The proof discloses that about 10:30 P. M. on November 18, 1960, Doris Jackson, the deceased, was a passenger in an automobile which was being driven north by her mother on the east paved lane of U. S. Highway 51 a short distance north of Tougaloo in Hinds County, Mississippi, when it is alleged that “suddenly and without warning”, the corporate defendant’s truck, driven by its agent and servant Ivory Chambers, struck the rear end of the car occupied by the deceased, the front end of the truck striking the rear end of the car with a tremendous blow, and knocking it off the highway and injuring the said Doris Jackson so severely that she subsequently died as a result of the said accident. The declaration then sets forth in some detail the duty of the defendants to have kept the truck under reasonable and proper control, to obey the rules of the road, to drive at a reasonable speed, and to keep a reasonable and proper lookout ahead, etc.

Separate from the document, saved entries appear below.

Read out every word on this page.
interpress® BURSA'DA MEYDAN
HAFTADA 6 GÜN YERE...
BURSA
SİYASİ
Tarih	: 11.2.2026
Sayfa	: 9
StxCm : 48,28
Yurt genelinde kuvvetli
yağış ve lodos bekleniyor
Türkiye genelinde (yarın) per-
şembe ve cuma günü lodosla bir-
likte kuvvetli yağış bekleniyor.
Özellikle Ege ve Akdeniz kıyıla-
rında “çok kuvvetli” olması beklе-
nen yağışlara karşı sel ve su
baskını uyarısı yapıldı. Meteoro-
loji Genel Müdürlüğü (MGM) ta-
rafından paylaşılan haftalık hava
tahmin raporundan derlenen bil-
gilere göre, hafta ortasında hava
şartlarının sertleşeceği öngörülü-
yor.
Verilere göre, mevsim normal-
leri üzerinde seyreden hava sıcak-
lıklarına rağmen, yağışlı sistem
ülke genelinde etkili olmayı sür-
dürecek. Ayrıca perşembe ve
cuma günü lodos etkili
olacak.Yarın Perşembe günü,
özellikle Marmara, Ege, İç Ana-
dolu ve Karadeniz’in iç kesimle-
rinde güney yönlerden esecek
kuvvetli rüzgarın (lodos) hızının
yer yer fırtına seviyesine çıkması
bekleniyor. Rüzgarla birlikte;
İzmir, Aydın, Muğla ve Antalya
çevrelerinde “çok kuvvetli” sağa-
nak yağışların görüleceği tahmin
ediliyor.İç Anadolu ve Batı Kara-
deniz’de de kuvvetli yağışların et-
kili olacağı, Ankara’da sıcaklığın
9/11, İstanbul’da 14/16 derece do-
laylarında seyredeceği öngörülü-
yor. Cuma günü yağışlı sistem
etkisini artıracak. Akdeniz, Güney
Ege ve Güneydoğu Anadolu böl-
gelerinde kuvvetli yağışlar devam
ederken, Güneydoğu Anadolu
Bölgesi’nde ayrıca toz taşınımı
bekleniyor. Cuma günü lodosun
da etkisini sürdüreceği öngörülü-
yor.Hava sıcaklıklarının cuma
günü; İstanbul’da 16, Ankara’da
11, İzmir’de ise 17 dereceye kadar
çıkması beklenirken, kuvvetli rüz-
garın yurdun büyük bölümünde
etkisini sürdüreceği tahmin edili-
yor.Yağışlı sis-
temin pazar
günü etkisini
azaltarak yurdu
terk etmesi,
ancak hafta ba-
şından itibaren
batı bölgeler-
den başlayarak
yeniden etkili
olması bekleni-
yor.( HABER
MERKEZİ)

The proof on behalf of the appellees was to the effect that the automobile in which Doris Jackson was riding, upon leaving a nearby filling station, had suddenly, negligently, and without warning or signal turned from the east shoulder of the highway onto the paved portion thereof directly in front of the truck driven by the defendant Chambers, and that the turning of the automo*745bile from a direct course without giving a proper, and lawful signal of the driver of the car to make such a turn, was the sole proximate cause of the collision and injuries.
Ivory Chambers testified in effect, and we quote a summary of his testimony taken from the appellants’ brief, with reference to the action of the automobile in which Doris Jackson was riding, the following: “It gradually went off the road, and he' (Chambers) thought it was going to stay off, but it came back on the highway, passed the barricade and went off on the shoulder again. He testified he thought it was going to stay off but when it pulled back on ‘I didn’t have time to do anything but try to stop, and that’s all I could do, put on my brakes’.”
It seems to have been the theory of the defendant Ivory Chambers that there was a small fence that went down to the paved highway about 400 feet north of the Site Das Station at which the car in which Doris Jackson was riding had theretofore stopped, and that there were some piles of gravel on the shoulder of the highway shortly north of the little fence or barricade, and that the car in which Doris Jackson was riding had endeavored to go back on the highway by going around the end of the little fence, and then again coming back onto the paved highway to avoid the piles of gravel, which are not plainly visible from an examination of the photographs, and that the truck driven by Ivory Chambers was then so near the automobile (about 25 feet away) that it was impossible for him to stop and avoid the collision.
In other words, the testimony as to whether the truck had time to avoid colliding with the car ahead was conflicting and presented an issue of fact for the jury.
The driver of the truck did not blow a horn to warn the automobile of his approach from the rear thereof and the jury could have believed that his failure to do so was the sole proximate cause of the collision, but the jury evidently did not so believe. Moreover, the plaintiffs did not request or obtain an instruction that it was the duty *746of the driver of the truck to have warned the plaintiffs of his approach by sounding a horn, as the law requires.
A careful reading of the record discloses that the testimony regarding the happening of the accident was in conflict and the Court here is of the opinion that an issue of fact was presented for the decision of the jury, and the Court is unable to say that the verdict was against the overwhelming weight of the testimony. The verdict and judgment in favor of the defendants must therefore be affirmed.
Affirmed.
Ethridge, Gillespie, McElroy, and Jones, JJ., concur.